A few weeks ago, South Park creators Trey Parker and Matt Stone escaped a possible lawsuit for lifting lines of the movie "Inception" in one of their South Park episodes. Parker and Stone apologized for using and making fun of lines they believed came directly from the movie's script, but, in fact, were from another online parody. Apology accepted, everyone's happy.
Now, Comedy Central, Viacom and South Park's producers are being sued by the producers of "What, What (In the Butt)", a copyrighted YouTube video that went viral in 2007.
The suit alleges that South Park's "nearly frame-by-frame recreation" of the "What What" video is blatant copyright infringement. Despite the fact that South Park's video may have used the words, music, and choreography of the original video, there are some pretty obvious, and important, differences as well.
Not only does South Park provide its own animation, characters and voices for its version, but the South Park video is interrupted by images of the other South Park characters watching and reacting to the video from their home computers.
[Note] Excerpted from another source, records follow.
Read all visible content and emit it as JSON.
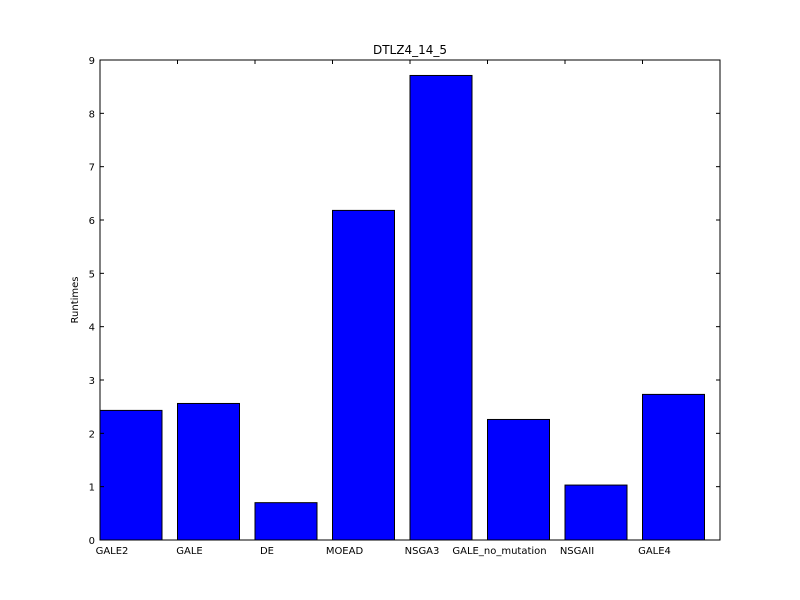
{
  "chart_data": {
    "type": "bar",
    "title": "DTLZ4_14_5",
    "xlabel": "",
    "ylabel": "Runtimes",
    "categories": [
      "GALE2",
      "GALE",
      "DE",
      "MOEAD",
      "NSGA3",
      "GALE_no_mutation",
      "NSGAII",
      "GALE4"
    ],
    "values": [
      2.43,
      2.56,
      0.7,
      6.18,
      8.71,
      2.26,
      1.03,
      2.73
    ],
    "ylim": [
      0,
      9
    ],
    "yticks": [
      "0",
      "1",
      "2",
      "3",
      "4",
      "5",
      "6",
      "7",
      "8",
      "9"
    ],
    "bar_color": "#0000ff",
    "grid": false
  }
}
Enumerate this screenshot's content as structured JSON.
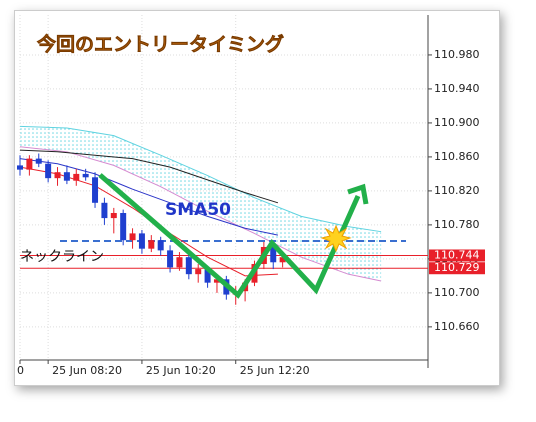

South Park did not use the original "What What" video, but created its own version and provided social commentary through its presentation of the video and preceding and succeeding South Park scenes.
See the South Park clip here: http://current.com/entertainment/comedy/92803346_south-park-sued-for-copying-youtube-video-what-what-in-the-butt-video.htm?xid=RSSfeed
And here's the original: http://www.youtube.com/watch?v=fbGkxcY7YFU
What do you think? Will South Park prevail on a parody/First Amendment defense? Or did South Park go too far by copying "What What" too literally?